Airborne ash is a serious problem for aircraft because it melts inside of engines and gums up fuel lines. And it doesn’t show up on radar. There have been hundreds of reported incidents of aircraft encountering volcanic ash, including the 1989 case of KLM flight 867, which lost power in all four engines and fell more than 13,000 feet after flying through an ash cloud from Alaska’s Redoubt Volcano. (The pilots managed to restart the engines, and the plane landed safely in Anchorage.) When Iceland’s Eyjafjallajökull erupted in 2010, its ash clouds prompted officials to close airspace across Europe, resulting in economic losses estimated to be billions of dollars.
For large eruptions on Deception Island, ash would be prevalent on global scales, the team concludes this week in Scientific Reports. Ash spewed high up into the stratosphere would encounter strong winds whipping around the South Pole. These circular winds—known as the polar vortex—move at speeds up to 60 meters per second and can send ash swirling far from its source. The team found that dangerous levels of airborne ash—exceeding flight safety thresholds of 2 milligrams per cubic meter—persisted thousands of kilometers from Deception Island, rendering routes toward major airports such as Buenos Aires unsafe for flying.
But even ash that wasn’t lofted as high still tended to disperse widely, the team found. That’s because ash injected into a lower layer of the atmosphere known as a troposphere encountered chaotic, meandering atmospheric waves that carried it as far away as South America, Australia, and Africa.
The researchers also tested moving the site of the eruption to Mount Erebus, another active Antarctic volcano located at a latitude of –77° near McMurdo Station, the largest research base in Antarctica.
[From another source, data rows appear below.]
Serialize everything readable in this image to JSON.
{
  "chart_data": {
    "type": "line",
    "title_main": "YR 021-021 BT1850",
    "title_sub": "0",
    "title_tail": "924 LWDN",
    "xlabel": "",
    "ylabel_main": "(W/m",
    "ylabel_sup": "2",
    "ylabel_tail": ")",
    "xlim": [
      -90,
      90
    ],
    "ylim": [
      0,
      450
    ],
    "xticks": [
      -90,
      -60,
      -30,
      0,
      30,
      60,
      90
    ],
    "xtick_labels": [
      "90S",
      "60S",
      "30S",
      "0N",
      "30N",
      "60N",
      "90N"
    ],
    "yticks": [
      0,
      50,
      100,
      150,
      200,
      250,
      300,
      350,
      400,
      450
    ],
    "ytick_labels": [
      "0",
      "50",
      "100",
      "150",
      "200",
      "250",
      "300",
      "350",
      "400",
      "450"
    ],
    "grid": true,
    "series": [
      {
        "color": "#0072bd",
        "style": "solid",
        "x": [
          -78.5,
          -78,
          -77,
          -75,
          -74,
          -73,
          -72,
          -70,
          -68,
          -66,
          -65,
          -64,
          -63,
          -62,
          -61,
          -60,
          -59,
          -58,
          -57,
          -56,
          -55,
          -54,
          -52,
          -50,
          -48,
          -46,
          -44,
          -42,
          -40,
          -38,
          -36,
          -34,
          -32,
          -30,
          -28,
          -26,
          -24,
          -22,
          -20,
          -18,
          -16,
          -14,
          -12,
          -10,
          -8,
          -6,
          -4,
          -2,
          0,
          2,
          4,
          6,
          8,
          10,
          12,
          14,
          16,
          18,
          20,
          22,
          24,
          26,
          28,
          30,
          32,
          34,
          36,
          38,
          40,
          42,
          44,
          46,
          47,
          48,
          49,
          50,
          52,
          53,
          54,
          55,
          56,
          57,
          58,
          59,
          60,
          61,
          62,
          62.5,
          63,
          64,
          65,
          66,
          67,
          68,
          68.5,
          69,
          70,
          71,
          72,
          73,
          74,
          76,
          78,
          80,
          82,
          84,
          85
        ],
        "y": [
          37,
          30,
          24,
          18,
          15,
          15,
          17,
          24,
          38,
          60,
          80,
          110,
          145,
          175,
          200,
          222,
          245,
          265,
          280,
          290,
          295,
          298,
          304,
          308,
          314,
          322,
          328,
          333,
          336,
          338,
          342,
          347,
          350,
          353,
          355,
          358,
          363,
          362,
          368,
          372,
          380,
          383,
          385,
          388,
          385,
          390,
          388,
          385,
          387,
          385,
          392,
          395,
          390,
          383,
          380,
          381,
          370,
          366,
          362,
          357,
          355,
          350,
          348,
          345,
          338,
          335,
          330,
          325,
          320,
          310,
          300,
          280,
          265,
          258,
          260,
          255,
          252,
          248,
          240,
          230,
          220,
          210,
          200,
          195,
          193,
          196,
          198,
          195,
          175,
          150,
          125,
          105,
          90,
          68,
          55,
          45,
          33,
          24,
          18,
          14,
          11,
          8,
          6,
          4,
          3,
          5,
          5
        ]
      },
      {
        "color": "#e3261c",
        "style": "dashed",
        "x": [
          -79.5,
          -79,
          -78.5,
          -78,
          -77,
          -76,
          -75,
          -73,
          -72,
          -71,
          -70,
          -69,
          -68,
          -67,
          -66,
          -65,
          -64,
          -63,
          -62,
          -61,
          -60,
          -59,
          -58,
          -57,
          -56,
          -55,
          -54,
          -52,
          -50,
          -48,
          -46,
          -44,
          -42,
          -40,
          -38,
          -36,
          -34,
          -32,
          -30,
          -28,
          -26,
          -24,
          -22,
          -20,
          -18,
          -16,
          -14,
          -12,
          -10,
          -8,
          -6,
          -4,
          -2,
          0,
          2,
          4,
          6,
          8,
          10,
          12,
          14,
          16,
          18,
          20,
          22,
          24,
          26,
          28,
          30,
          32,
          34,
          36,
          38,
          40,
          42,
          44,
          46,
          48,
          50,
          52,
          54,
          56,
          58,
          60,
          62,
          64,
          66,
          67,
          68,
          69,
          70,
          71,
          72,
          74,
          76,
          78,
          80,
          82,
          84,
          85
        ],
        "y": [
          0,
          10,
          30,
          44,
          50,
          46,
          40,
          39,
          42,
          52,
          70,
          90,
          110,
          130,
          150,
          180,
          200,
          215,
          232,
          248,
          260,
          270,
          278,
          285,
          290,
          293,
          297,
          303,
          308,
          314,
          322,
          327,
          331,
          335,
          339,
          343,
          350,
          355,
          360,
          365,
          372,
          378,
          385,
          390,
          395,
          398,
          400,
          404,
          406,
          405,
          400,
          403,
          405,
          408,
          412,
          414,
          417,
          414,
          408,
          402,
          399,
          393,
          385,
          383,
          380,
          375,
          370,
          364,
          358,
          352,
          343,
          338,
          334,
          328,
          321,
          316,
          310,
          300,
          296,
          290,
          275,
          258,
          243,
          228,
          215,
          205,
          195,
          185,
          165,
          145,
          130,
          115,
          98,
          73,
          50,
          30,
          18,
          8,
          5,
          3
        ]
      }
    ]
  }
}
They found that higher plumes still resulted in transcontinental ash dispersal, but ash from lower plumes—generally less than 10 kilometers—tended to remain confined near the South Pole because of the less-intense, low-elevation winds at high latitudes.
In February 2018, part of Geyer’s team will embark on a roughly weeklong journey to Deception Island via air and sea to gather data that could help calibrate their model. She says she and her colleagues will be studying recent eruptions “to determine what kind of eruptions we can expect in the future.”